The European Commission proposal unveiled on Wednesday aims to tame a fund sector that lubricates financial markets with short-term money but worries regulators by offering banklike promises that are vulnerable to investor panics.
To address the funds’ systemic risks, Michel Barnier, the EU Commissioner responsible for financial regulation, wants them to stockpile liquid assets and – when offering a guaranteed share price to investors – build capital buffers to avert runs.
These curbs are tougher than expected US reforms – which are likely to include important exemptions – and are vehemently opposed by the $2.9 trillion money fund industry. But Mr Barnier resisted a last-ditch push from the finance ministers of France and Germany, who in a joint letter on Monday called on him to go further and outlaw fixed-value funds altogether.
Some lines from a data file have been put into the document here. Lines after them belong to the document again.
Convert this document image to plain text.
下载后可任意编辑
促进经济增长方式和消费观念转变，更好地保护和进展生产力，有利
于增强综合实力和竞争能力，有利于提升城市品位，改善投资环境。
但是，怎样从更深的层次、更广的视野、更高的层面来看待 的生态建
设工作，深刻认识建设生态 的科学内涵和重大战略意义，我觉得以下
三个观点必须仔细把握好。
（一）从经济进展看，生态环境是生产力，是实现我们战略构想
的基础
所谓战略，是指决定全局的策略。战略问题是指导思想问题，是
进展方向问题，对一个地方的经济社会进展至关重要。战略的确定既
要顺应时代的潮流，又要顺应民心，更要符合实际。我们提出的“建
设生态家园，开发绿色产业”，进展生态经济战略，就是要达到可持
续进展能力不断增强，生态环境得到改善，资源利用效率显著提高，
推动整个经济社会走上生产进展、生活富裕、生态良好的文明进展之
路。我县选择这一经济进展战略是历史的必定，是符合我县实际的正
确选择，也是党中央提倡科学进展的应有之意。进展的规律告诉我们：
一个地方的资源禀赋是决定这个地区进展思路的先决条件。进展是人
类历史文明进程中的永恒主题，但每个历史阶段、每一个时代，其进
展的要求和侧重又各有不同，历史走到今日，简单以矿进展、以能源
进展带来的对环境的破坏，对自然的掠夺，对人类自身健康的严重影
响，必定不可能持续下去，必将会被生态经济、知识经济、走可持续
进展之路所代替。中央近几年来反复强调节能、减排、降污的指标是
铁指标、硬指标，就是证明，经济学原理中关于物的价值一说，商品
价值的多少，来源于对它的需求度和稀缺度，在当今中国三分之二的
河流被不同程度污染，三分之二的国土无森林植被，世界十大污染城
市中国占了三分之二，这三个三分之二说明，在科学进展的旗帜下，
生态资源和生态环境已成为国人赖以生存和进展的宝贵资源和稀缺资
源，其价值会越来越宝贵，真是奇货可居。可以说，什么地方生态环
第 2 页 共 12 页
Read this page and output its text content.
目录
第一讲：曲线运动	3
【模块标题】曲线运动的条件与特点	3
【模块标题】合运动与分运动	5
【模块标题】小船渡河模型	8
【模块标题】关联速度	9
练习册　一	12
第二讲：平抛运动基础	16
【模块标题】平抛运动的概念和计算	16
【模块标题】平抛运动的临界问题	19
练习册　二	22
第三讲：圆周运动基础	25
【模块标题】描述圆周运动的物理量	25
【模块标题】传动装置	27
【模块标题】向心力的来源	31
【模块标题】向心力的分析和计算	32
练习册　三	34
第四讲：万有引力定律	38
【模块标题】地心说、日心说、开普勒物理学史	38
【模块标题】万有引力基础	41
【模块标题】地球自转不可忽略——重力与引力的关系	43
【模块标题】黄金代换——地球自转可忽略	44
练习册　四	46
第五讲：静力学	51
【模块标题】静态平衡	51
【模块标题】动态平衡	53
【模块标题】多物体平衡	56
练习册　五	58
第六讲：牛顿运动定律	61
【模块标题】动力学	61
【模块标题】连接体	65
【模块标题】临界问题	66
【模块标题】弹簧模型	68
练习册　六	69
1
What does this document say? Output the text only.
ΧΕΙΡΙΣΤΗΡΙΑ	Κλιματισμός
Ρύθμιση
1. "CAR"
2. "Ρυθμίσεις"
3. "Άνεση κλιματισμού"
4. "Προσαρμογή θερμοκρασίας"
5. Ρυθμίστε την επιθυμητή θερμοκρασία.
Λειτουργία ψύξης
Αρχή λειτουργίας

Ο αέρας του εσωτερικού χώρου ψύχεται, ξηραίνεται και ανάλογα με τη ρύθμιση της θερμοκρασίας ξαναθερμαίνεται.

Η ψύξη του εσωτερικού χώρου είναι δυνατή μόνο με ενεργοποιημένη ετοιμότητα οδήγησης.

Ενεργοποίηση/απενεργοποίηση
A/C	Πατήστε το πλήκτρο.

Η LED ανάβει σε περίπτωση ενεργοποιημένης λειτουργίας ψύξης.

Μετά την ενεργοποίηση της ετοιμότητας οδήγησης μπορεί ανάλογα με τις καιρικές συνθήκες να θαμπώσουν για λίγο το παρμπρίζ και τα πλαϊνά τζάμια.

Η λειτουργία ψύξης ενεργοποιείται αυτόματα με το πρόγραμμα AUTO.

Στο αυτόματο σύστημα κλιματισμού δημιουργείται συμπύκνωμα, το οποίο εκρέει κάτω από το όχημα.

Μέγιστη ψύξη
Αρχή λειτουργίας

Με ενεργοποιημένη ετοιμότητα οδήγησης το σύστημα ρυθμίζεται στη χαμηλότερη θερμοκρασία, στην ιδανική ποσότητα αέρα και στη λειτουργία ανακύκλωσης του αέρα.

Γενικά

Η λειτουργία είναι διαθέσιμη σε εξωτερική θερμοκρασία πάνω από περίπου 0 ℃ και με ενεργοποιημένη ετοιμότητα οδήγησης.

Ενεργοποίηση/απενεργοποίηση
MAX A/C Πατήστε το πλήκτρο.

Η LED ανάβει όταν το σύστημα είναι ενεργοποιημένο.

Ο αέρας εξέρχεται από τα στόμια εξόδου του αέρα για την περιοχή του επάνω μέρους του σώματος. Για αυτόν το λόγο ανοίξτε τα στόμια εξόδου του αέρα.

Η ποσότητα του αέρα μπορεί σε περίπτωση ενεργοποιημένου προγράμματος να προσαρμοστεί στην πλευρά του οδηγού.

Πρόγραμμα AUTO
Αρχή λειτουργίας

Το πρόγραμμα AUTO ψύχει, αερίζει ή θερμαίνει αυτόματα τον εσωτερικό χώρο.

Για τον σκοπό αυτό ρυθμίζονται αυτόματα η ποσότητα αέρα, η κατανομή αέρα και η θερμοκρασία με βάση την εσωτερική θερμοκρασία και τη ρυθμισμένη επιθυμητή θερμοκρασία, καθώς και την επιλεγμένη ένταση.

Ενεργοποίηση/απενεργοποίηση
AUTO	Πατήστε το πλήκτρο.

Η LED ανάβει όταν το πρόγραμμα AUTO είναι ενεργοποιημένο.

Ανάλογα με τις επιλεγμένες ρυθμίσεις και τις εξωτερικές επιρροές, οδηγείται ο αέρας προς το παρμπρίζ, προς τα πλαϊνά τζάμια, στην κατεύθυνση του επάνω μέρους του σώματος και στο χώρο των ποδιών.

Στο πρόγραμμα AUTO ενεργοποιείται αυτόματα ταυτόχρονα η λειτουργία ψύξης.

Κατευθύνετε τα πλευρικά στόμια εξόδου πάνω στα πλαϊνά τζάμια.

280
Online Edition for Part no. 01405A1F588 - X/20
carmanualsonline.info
The Commission reform proposal comes at a late stage of the legislative calendar and will struggle to be passed into law before next year’s European Parliament elections, which will herald a new set of personalities and priorities in Brussels.
Under Mr Barnier’s proposal, fixed-value funds representing close to half of Europe’s money fund industry face a mandatory 3 per cent capital cushion, to be built up through a three-year transition.
Other measures limit the assets that funds can invest in and the time span of the instruments. Funds will be obliged to hold at least 10 per cent of assets in instruments that mature on a daily basis and an additional 20 per cent in assets that mature in a week. Money market funds will be prevented from asking credit rating agencies to rate them under the draft.
The reforms come against the backdrop of a global regulatory push to tether non-bank lending markets. Regulators see the sheer size of the money market sector and its close ties to regulated banks, which stand behind the vast majority of funds as sponsors, posing systemic risks during stressed market conditions.